Trump signs executive order withdrawing US from TPP trade deal
The move brought both praise and condemnation from across the political spectrum.
Donald Trump has signed into effect an executive order withdrawing the US from the Trans-Pacific Partnership (TPP), a trade deal between the US and 11 countries in the Pacific Rim. Trump had campaigned against the deal, arguing that it did not serve the nation's best interests.
"Great thing for the American worker what we just did," Trump said as he signed the order on his first Monday (23 January) in office, which he had called "day one". Along with the withdrawal, Trump reinstated a rule that stop NGOs funded by the US from discussing or aiding abortion.

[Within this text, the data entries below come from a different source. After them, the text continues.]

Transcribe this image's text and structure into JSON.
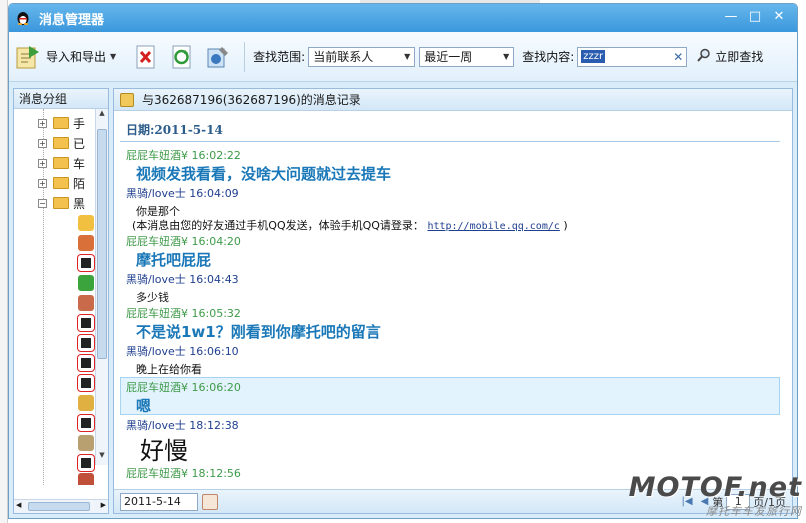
{
  "window": {
    "title": "消息管理器",
    "minimize_glyph": "—",
    "maximize_glyph": "□",
    "close_glyph": "✕"
  },
  "toolbar": {
    "import_export_label": "导入和导出",
    "scope_label": "查找范围:",
    "scope_value": "当前联系人",
    "period_value": "最近一周",
    "content_label": "查找内容:",
    "search_value": "zzzr",
    "find_label": "立即查找"
  },
  "sidebar": {
    "title": "消息分组",
    "groups": [
      {
        "label": "手"
      },
      {
        "label": "已"
      },
      {
        "label": "车"
      },
      {
        "label": "陌"
      },
      {
        "label": "黑"
      }
    ]
  },
  "header": {
    "record_title": "与362687196(362687196)的消息记录"
  },
  "messages": {
    "date_label": "日期:2011-5-14",
    "items": [
      {
        "sender": "屁屁车妞酒¥",
        "time": "16:02:22",
        "text": "视频发我看看，没啥大问题就过去提车"
      },
      {
        "sender": "黑骑/love士",
        "time": "16:04:09",
        "text": "你是那个",
        "note": "(本消息由您的好友通过手机QQ发送，体验手机QQ请登录：",
        "link": "http://mobile.qq.com/c",
        "note_end": ")"
      },
      {
        "sender": "屁屁车妞酒¥",
        "time": "16:04:20",
        "text": "摩托吧屁屁"
      },
      {
        "sender": "黑骑/love士",
        "time": "16:04:43",
        "text": "多少钱"
      },
      {
        "sender": "屁屁车妞酒¥",
        "time": "16:05:32",
        "text": "不是说1w1？刚看到你摩托吧的留言"
      },
      {
        "sender": "黑骑/love士",
        "time": "16:06:10",
        "text": "晚上在给你看"
      },
      {
        "sender": "屁屁车妞酒¥",
        "time": "16:06:20",
        "text": "嗯"
      },
      {
        "sender": "黑骑/love士",
        "time": "18:12:38",
        "text": "好慢"
      },
      {
        "sender": "屁屁车妞酒¥",
        "time": "18:12:56",
        "text": ""
      }
    ]
  },
  "footer": {
    "date_value": "2011-5-14",
    "page_prefix": "第",
    "page_value": "1",
    "page_suffix": "页/1页"
  },
  "watermark": {
    "main": "MOTOF.net",
    "sub": "摩托车车友旅行网"
  },
  "colors": {
    "title_bar": "#3b97dc",
    "sender_green": "#3d9a48",
    "sender_blue": "#1f3f8f",
    "message_blue": "#1a78b8"
  }
}
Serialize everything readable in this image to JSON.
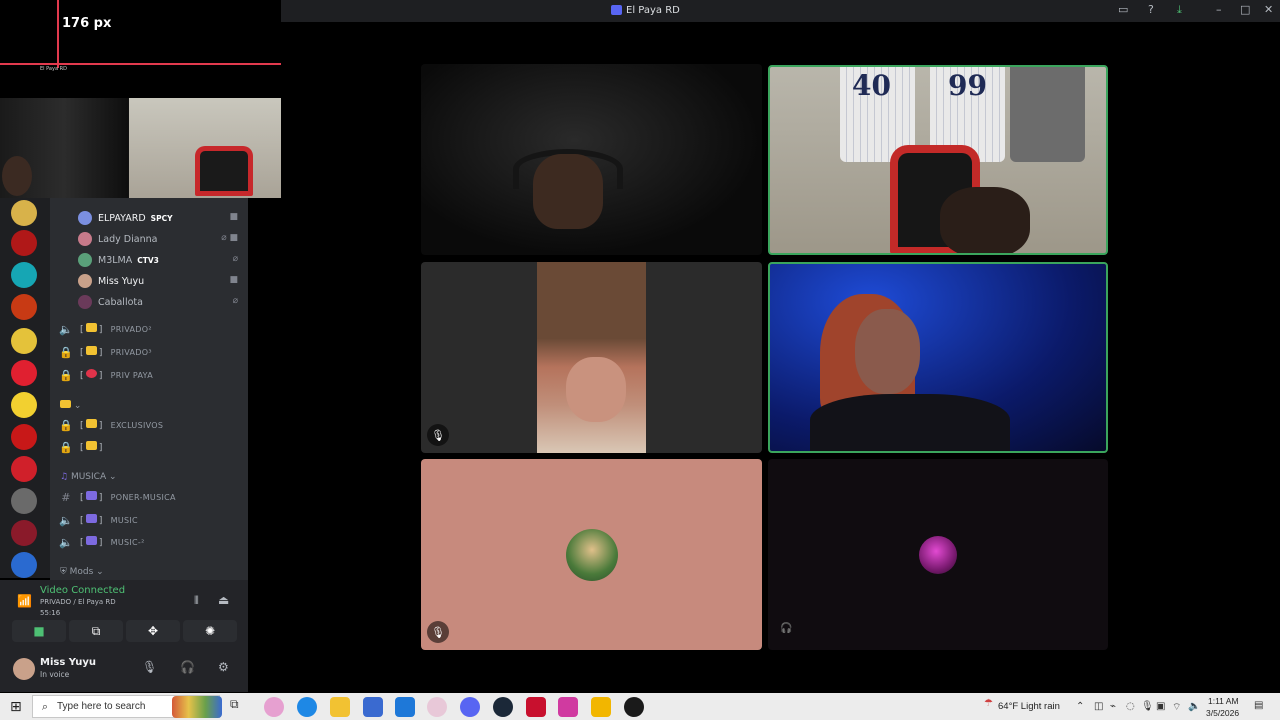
{
  "overlay": {
    "ruler_label": "176 px",
    "ruler_sub": "El Paya RD"
  },
  "window": {
    "title": "El Paya RD"
  },
  "servers": [
    {
      "color": "#d8b24a"
    },
    {
      "color": "#b01818"
    },
    {
      "color": "#16a6b4"
    },
    {
      "color": "#c83a14"
    },
    {
      "color": "#e4c23a"
    },
    {
      "color": "#e02030"
    },
    {
      "color": "#f2d030"
    },
    {
      "color": "#c81818"
    },
    {
      "color": "#d0202a"
    },
    {
      "color": "#6a6a6a"
    },
    {
      "color": "#8a1a2a"
    },
    {
      "color": "#2a6ad0"
    }
  ],
  "voice_users": [
    {
      "name": "ELPAYARD",
      "tag": "SPCY",
      "color": "#f2f3f5",
      "avatar": "#7b8fe0"
    },
    {
      "name": "Lady Dianna",
      "tag": "",
      "color": "#b5bac1",
      "avatar": "#c77a8a"
    },
    {
      "name": "M3LMA",
      "tag": "CTV3",
      "color": "#b5bac1",
      "avatar": "#5aa07a"
    },
    {
      "name": "Miss Yuyu",
      "tag": "",
      "color": "#f2f3f5",
      "avatar": "#c9a18a"
    },
    {
      "name": "Caballota",
      "tag": "",
      "color": "#b5bac1",
      "avatar": "#6a3a5a"
    }
  ],
  "channels_priv": [
    {
      "name": "PRIVADO²"
    },
    {
      "name": "PRIVADO³"
    },
    {
      "name": "PRIV PAYA"
    }
  ],
  "channels_excl": [
    {
      "name": "EXCLUSIVOS"
    },
    {
      "name": ""
    }
  ],
  "category_musica": "MUSICA",
  "channels_music": [
    {
      "name": "PONER-MUSICA"
    },
    {
      "name": "MUSIC"
    },
    {
      "name": "MUSIC-²"
    }
  ],
  "category_mods": "Mods",
  "voice_panel": {
    "status": "Video Connected",
    "channel": "PRIVADO / El Paya RD",
    "time": "55:16"
  },
  "user": {
    "name": "Miss Yuyu",
    "status": "In voice"
  },
  "taskbar": {
    "search_placeholder": "Type here to search",
    "weather": "64°F  Light rain",
    "time": "1:11 AM",
    "date": "3/5/2026"
  },
  "colors": {
    "speaking_border": "#3ba55d",
    "accent": "#5865f2",
    "ruler": "#e23a4e"
  }
}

The move against TPP was one of Trump's clear campaign promises but has elicited differing reactions from across the aisles in Congress. Democratic Senator and former presidential candidate Bernie Sanders said he is "glad" that TPP is "dead and gone", describing it a part of a series of trade deals that have "cost us millions of decent-paying jobs and caused a 'race to the bottom' which has lowered wages for American workers". He was joined by a number of other Democrats in his praise of the move.
However, within Trump's own party, Senator John McCain described the move as "a serious mistake", saying it will have "lasting consequences for America's economy and our strategic position in the Asia-Pacific region.
"This decision will forfeit the opportunity to promote American exports, reduce trade barriers, open new markets, and protect American invention and innovation," McCain went on. "It will create an opening for China to rewrite the economic rules of the road at the expense of American workers. And it will send a troubling signal of American disengagement in the Asia-Pacific region at a time we can least afford it."
TPP did not include China and was thought to be a means of exerting American economic power in the region and restricting Chinese influence. However, in an attempt to assuage worries that the Trump administration would have a more laissez-faire attitude to disputes in the South China Sea, press secretary Sean Spicer said during his first press briefing that the US would "make sure that we protect our interests" in the area."
"If those islands are in fact in international waters and not part of China proper, then yeah, we're going to make sure that we defend international territories from being taken over by one country," Spicer said.